Discussion in 'Sports and News' started by TigerVols, May 14, 2020.

  1. BTExpress

    BTExpress Well-Known Member

    True, but the government should not pay people to make buggy whips any more than they should pay $800 billion for our "defense" (as if 6,000 nuclear warheads weren't "defense" enough).

    Pay for what's needed.
     
    TigerVols likes this.
  2. 2muchcoffeeman

    2muchcoffeeman Well-Known Member

    Today won’t be as good as yesterday. In its daily economic news email, Politico notes that a bunch of economic data will drop today and that most of it is expected to be negative. Third quarter GDP is likely to hit the initial 33.1% estimate, with the fourth quarter estimate expected to be much worse and the first quarter of next year possibly going negative. The hed on it is “Wall Street rocks as food lines grow."
     
  3. Inky_Wretch

    Inky_Wretch Well-Known Member

  4. Azrael

    Azrael Well-Known Member

    everyone has a share!


    - milo minderbinder
     
  5. goalmouth

    goalmouth Well-Known Member

    Is it Schwab offering cheaper "slices" of shares, so anyone can get in on the fun?
     
  6. micropolitan guy

    micropolitan guy Well-Known Member

    For two bucks you can own half of Lee Enterprises.
     
  7. Hermes

    Hermes Well-Known Member

    When I was younger I told myself when I had a child I’d buy one share of Amazon for him or her every year.

    I had my first child in 2019, looked at the price of Amazon stock... and Baby Hermes now owns a third of a share of Amazon.
     
    Baron Scicluna likes this.
  8. 2muchcoffeeman

    2muchcoffeeman Well-Known Member

    You’d still end up losing $1.50 in the long run.
     
  9. 2muchcoffeeman

    2muchcoffeeman Well-Known Member

    I have to be honest here: Although I feel terrible for the people at the bottom of the Exxon food chain, I do not feel terrible for the company as a whole. I am very curious about what the collapse of the fossil fuel sector will do for the global economy, though.

    (Ragu, that’s your cue.)

    The economic fallout of the covid-19 pandemic has hit the oil industry hard, and Exxon in particular is feeling it. Internal documents show the company’s not expecting to make a grand recovery any time soon despite putting on a good face for shareholders.

    Exxon is expecting oil prices to fall over most of the next decade.
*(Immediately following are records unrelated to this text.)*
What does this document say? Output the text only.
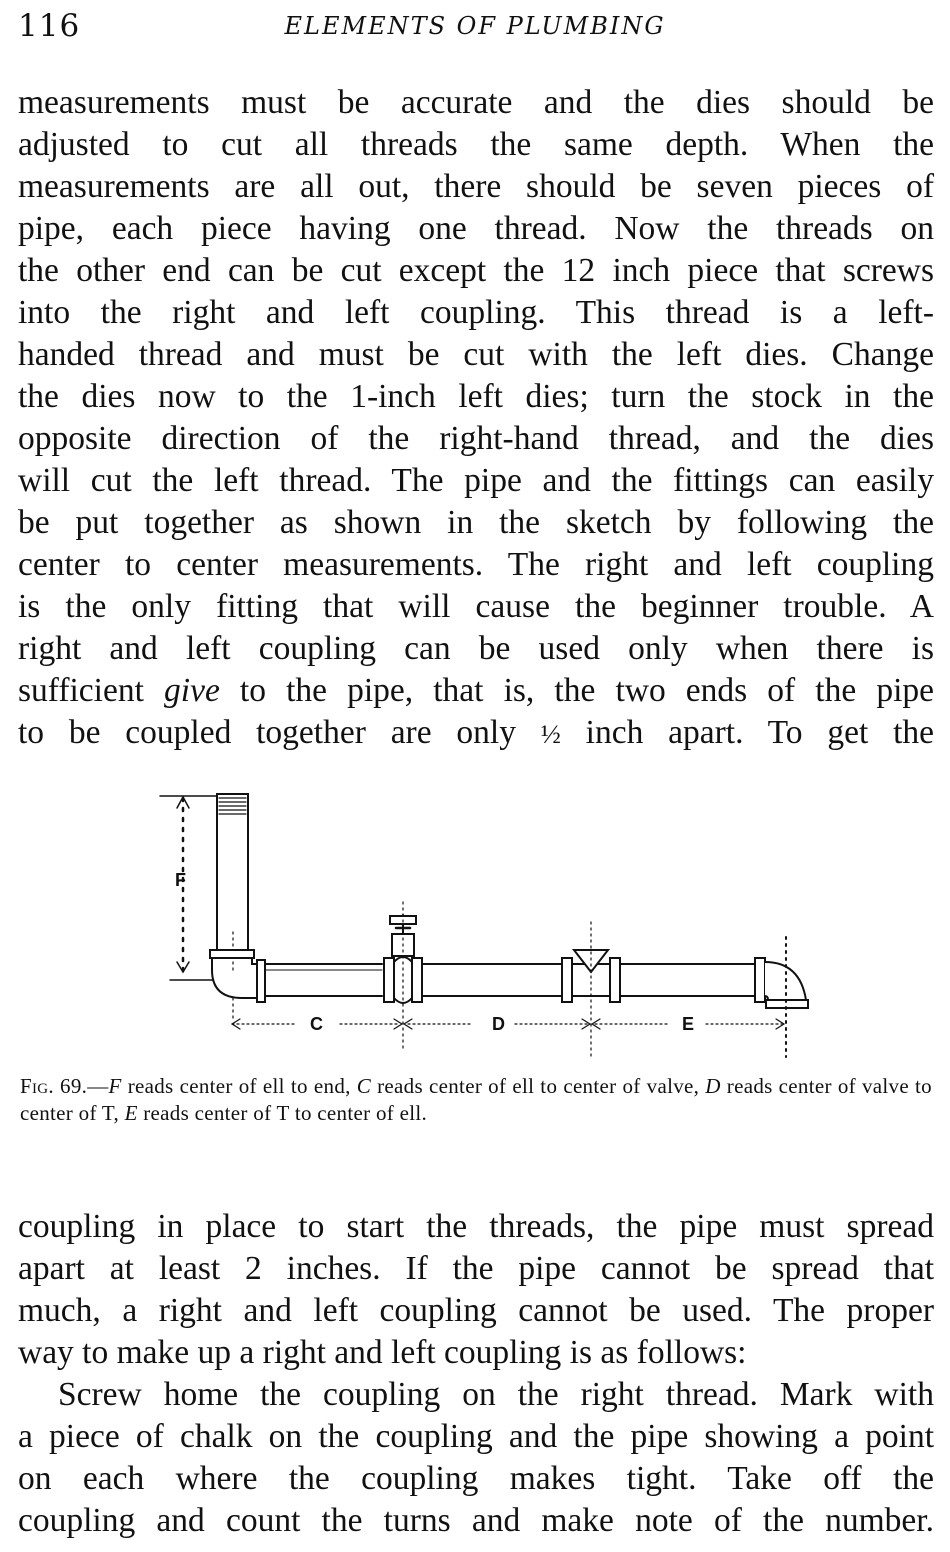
116	ELEMENTS OF PLUMBING

measurements must be accurate and the dies should be
adjusted to cut all threads the same depth. When the
measurements are all out, there should be seven pieces of
pipe, each piece having one thread. Now the threads on
the other end can be cut except the 12 inch piece that screws
into the right and left coupling. This thread is a left-
handed thread and must be cut with the left dies. Change
the dies now to the 1-inch left dies; turn the stock in the
opposite direction of the right-hand thread, and the dies
will cut the left thread. The pipe and the fittings can easily
be put together as shown in the sketch by following the
center to center measurements. The right and left coupling
is the only fitting that will cause the beginner trouble. A
right and left coupling can be used only when there is
sufficient give to the pipe, that is, the two ends of the pipe
to be coupled together are only ½ inch apart. To get the

F
C	D	E

Fig. 69.—F reads center of ell to end, C reads center of ell to center of valve, D reads center of valve to center of T, E reads center of T to center of ell.

coupling in place to start the threads, the pipe must spread
apart at least 2 inches. If the pipe cannot be spread that
much, a right and left coupling cannot be used. The proper
way to make up a right and left coupling is as follows:

Screw home the coupling on the right thread. Mark with
a piece of chalk on the coupling and the pipe showing a point
on each where the coupling makes tight. Take off the
coupling and count the turns and make note of the number.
The firm has lowered its projections for future oil prices for each of the next seven years by between 11% and 17%, the Wall Street Journal reported on Wednesday, citing a report composed at September financial planning meetings it obtained.

    The documents show that last year, the company forecasted that Brent oil prices—which the world uses as the benchmark for the price of oil—would run an average of $62 per barrel for the next five years, then jump to $72 in 2026 and 2027. But now, company analysts believe the price of a barrel won’t exceed $55 on average through 2025, and that in the two years after, it will only go up to $60. One analyst told the Wall Street Journal that “Exxon’s break-even is the worst among its peers and that, at current spending levels, its oil and gas production is poised to shrink.”

    The new outlook comes amid a wildly awful year for the fossil fuel giant, which has lost more than $1 billion since the pandemic began. Last month, Chevron overtook Exxon as the biggest energy company in the U.S., and soon after, Exxon analysts said it is facing financial losses for the third quarter in a row. ​

    This next graf is why I don’t feel much sympathy for Exxon as a corporation:

    Even as far as energy giants go, Exxon is truly despicable. Troves of evidenceshow that for decades, it knew that its products were causing dangerous global warming even as it waged a misinformation campaign to keep the public confused. The company has also faced a number of lawsuits for misleading shareholders and climate damages as well, though it has yet to be held accountable in those cases.

    Still, Exxon’s new forecast isn’t exactly great news, because as much as I’d like to dance on the failing oil company’s grave, it’s not the most evil people at the firm who are suffering most. In typical corporate fashion, workers have seen the worst impacts from the downturn as the company lays off a wide swath of its workforce, while Exxon shareholders have gotten paid hefty sums.

    The crash is also expected to leave the company with stranded assets, or oil and gas reserves that end up being worth less than anticipated when they were purchased and developed. That’s especially true because Exxon plans to continue to dig itself deeper into economic ruin by producing more and more oil. In fact, last month, another leaked document showed that Exxon plans to produce an additional 1 million barrels of oil a day over the next seven years, and thereby increase its carbon pollution by 17% by 2025. Some oil wells are falling into complete disrepair, and rather than spending the necessary funds to wind them down safely, some companies have merely left them to spew out planet-warming greenhouse gases. That means that as company’s abandon their projects, the public is suffering the damages and paying the cost of cleanup.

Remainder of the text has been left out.